Moscow — Russia’s security forces in its North Caucasus region are running "death squads" whose brutal tactics in combating an Islamist insurgency are fuelling a new civil war, leading rights groups said Wednesday.
"We can describe their method as ‘death squads’. We shouldn’t be afraid of using this term because they kill civilians and push the Caucasus toward war," prominent activist Lev Ponomaryov, who heads the organisation For Human Rights, told journalists in Moscow. "The recent events in the North Caucasus show that the policy of the Russian authorities is at a dead end."
Russian rights group Memorial, which tracks kidnappings in the turbulent Caucasus, called Wednesday’s press conference to raise alarm over the rise this year in such cases, which the group blames on federal security forces.
"The death squads are an illegal method … Since 2000, Memorial has been tracking such methods: illegal prisons, torture and extra-judicial executions," said Memorial’s Alexander Cherkasov.
According to their tally, 79 people were victims of kidnapping so far in 2009 in Chechnya, the site of two bloody separatist wars after the 1991 collapse of the Soviet Union.
"After two years of some sort of calm in Chechnya, we have a new wave of suicide bombings, kidnappings and murders…. We’ve gone three years backwards," Cherkasov said.

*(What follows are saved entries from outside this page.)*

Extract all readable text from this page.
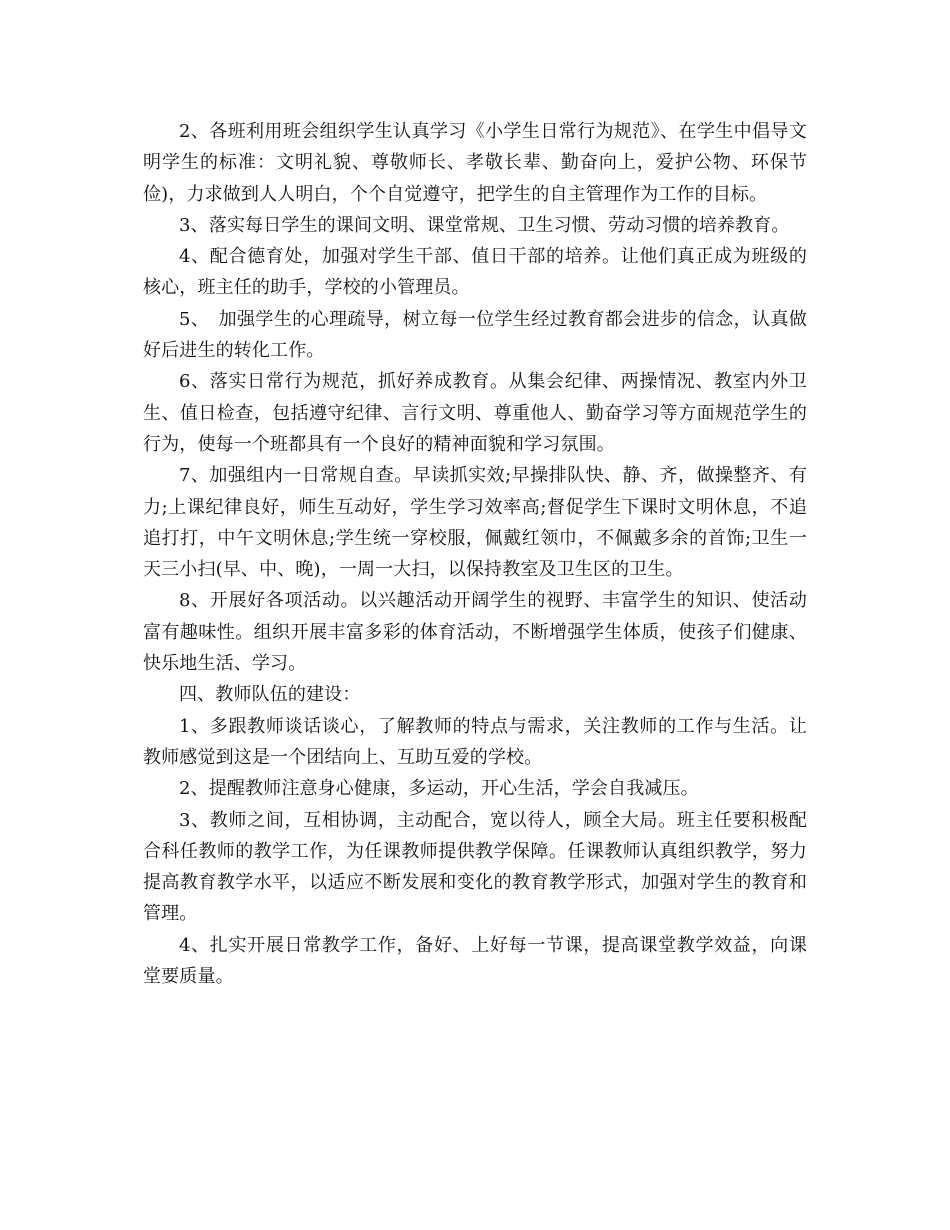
2、各班利用班会组织学生认真学习《小学生日常行为规范》、在学生中倡导文明学生的标准：文明礼貌、尊敬师长、孝敬长辈、勤奋向上，爱护公物、环保节俭)，力求做到人人明白，个个自觉遵守，把学生的自主管理作为工作的目标。

3、落实每日学生的课间文明、课堂常规、卫生习惯、劳动习惯的培养教育。

4、配合德育处，加强对学生干部、值日干部的培养。让他们真正成为班级的核心，班主任的助手，学校的小管理员。

5、　加强学生的心理疏导，树立每一位学生经过教育都会进步的信念，认真做好后进生的转化工作。

6、落实日常行为规范，抓好养成教育。从集会纪律、两操情况、教室内外卫生、值日检查，包括遵守纪律、言行文明、尊重他人、勤奋学习等方面规范学生的行为，使每一个班都具有一个良好的精神面貌和学习氛围。

7、加强组内一日常规自查。早读抓实效;早操排队快、静、齐，做操整齐、有力;上课纪律良好，师生互动好，学生学习效率高;督促学生下课时文明休息，不追追打打，中午文明休息;学生统一穿校服，佩戴红领巾，不佩戴多余的首饰;卫生一天三小扫(早、中、晚)，一周一大扫，以保持教室及卫生区的卫生。

8、开展好各项活动。以兴趣活动开阔学生的视野、丰富学生的知识、使活动富有趣味性。组织开展丰富多彩的体育活动，不断增强学生体质，使孩子们健康、快乐地生活、学习。

四、教师队伍的建设：

1、多跟教师谈话谈心，了解教师的特点与需求，关注教师的工作与生活。让教师感觉到这是一个团结向上、互助互爱的学校。

2、提醒教师注意身心健康，多运动，开心生活，学会自我减压。

3、教师之间，互相协调，主动配合，宽以待人，顾全大局。班主任要积极配合科任教师的教学工作，为任课教师提供教学保障。任课教师认真组织教学，努力提高教育教学水平，以适应不断发展和变化的教育教学形式，加强对学生的教育和管理。

4、扎实开展日常教学工作，备好、上好每一节课，提高课堂教学效益，向课堂要质量。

Neighbouring Dagestan, a new flashpoint in the North Caucasus, has seen 25 kidnappings since February, by Memorial’s count, and in 12 of those cases the victims were murdered.
"The security forces are out of control," Cherkasov added. "Clandestine fighters exist and are active but the current anti-terror policy simply fuels the problem."
Young men in the region are systematically targeted by the police and the security forces, which in turn makes them more susceptible to recruitment by rebel groups, according to rights organisations.
The return of suicide bombings and a rise in militant attacks in the North Caucasus this summer shows Moscow has lost control, they said.
The troubled region is again in the grips of a civil war, said Lyudmila Alexeyeva, the widely respected 82-year-old head of the Moscow Helsinki Group.
"What we see now in all these (Caucasus) republics is a civil war between the security forces and the clandestine fighters, and between the security forces and the local population," she told reporters.
"In the end, we will lose the North Caucasus. The Russian president doesn’t wish this, of course, but he has no control over his own security forces."
Violence has spiked throughout Russia’s overwhelmingly Muslim Northern Caucasus over the last months as Islamist militants wage a low-level insurgency against the pro-Kremlin local authorities.
Since June alone, 260 people at least have been killed in clashes between security forces and militants and in suicide bombings, according to an AFP tally based on official reports.
The leader of Ingushetia Yunus-Bek Yevkurov — himself convalescing from a bomb assault on his life in June — warned Wednesday that suicide bombers were preparing more attacks.
In a video address posted on his website, Yevkurov appealed to his fellow residents to be especially vigilant and "check every yard."